The reception of the I Ching 易經 in the West: Some Reflections

jmChina Studies Centre, University of Sydney

Professor John Minford

12.00pm – 1.30pm, Thursday 5 November 2015
Room 310, Old Teachers College (A22) , University of Sydney

Since the early 18th century, Western sinologists, and the Western intellectual community concerned with the understanding of China, have puzzled over the I Ching, or Book of Change, one of China’s oldest and most venerable classics. The French Jesuits at the court of the Kangxi 康熙 Emperor interpreted it in various ways (some of the rather eccentric) and translated it into Latin complete with commentaries. Word of it reached and fascinated the German intellectual giant Gottfried Wilhelm von Leibniz (1646–1716). During the 19th century, prominent Christian missionaries such as James Legge and Canon McClatchie struggled to ‘make sense’ of it. In the wake of the 1911 Chinese Revolution, the Lutheran pastor Richard Wilhelm worked with the scholar Lao Naixuan in Qingdao to produce his magisterial German version, which was subsequently put into English with Carl Gustav Jung’s Foreword. It was this last version that finally penetrated a broad readership across the Western world.

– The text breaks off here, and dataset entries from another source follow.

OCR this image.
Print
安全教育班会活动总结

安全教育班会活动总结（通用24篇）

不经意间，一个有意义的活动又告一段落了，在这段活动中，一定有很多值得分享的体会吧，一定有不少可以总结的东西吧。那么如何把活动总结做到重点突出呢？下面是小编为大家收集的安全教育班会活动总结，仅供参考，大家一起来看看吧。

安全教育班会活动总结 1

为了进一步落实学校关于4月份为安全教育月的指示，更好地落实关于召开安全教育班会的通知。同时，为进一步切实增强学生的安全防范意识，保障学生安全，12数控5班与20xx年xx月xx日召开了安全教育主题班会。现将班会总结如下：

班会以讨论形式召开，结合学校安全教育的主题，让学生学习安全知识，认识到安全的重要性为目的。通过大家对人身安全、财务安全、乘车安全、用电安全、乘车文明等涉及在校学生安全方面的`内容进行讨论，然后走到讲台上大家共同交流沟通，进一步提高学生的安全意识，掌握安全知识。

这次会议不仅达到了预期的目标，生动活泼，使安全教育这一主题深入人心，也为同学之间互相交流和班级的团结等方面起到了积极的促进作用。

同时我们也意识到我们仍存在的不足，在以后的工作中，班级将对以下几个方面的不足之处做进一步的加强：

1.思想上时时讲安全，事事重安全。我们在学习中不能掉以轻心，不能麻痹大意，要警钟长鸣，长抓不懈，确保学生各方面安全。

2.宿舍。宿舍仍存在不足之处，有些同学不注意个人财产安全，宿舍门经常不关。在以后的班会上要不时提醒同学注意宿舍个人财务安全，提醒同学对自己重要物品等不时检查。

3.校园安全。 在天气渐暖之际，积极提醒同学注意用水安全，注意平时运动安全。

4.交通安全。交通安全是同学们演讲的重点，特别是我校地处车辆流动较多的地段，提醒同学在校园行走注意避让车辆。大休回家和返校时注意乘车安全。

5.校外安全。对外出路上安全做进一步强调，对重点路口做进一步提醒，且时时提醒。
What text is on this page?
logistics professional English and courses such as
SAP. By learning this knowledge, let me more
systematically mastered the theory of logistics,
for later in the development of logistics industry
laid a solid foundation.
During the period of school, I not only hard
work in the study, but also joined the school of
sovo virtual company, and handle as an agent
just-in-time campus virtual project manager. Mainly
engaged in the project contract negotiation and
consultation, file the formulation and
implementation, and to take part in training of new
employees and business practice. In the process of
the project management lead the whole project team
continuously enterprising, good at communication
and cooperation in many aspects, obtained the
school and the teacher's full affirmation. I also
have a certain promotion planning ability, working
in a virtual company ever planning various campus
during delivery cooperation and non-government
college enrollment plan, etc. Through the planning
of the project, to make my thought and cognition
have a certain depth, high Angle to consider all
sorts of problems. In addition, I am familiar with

This seminar will conclude with some reflections on the challenges inherent in undertaking a new translation for our times. Professor John Minford’s own I Ching, some 12 years in the making, appeared late last year from Viking/Penguin in New York.

John Minford was educated at Winchester College (1956-1963), and Balliol College, Oxford (1964-1968), where he studied with David Hawkes. In 1970 they began their collaborative 5-volume translation of the great 18th-century novel The Story of the Stone 石頭記, otherwise known as The Dream of the Red Chamber紅樓夢, completing it in 1986. He studied for a PhD at the ANU from 1977 to 1980, under the supervision of Liu Ts’un-yan. Since then he has published a number of translations of Chinese literature, classical and modern, and taught Chinese literature and translation in various universities in China, Hong Kong, New Zealand and Australia. He is currently a Professor of Chinese at the ANU.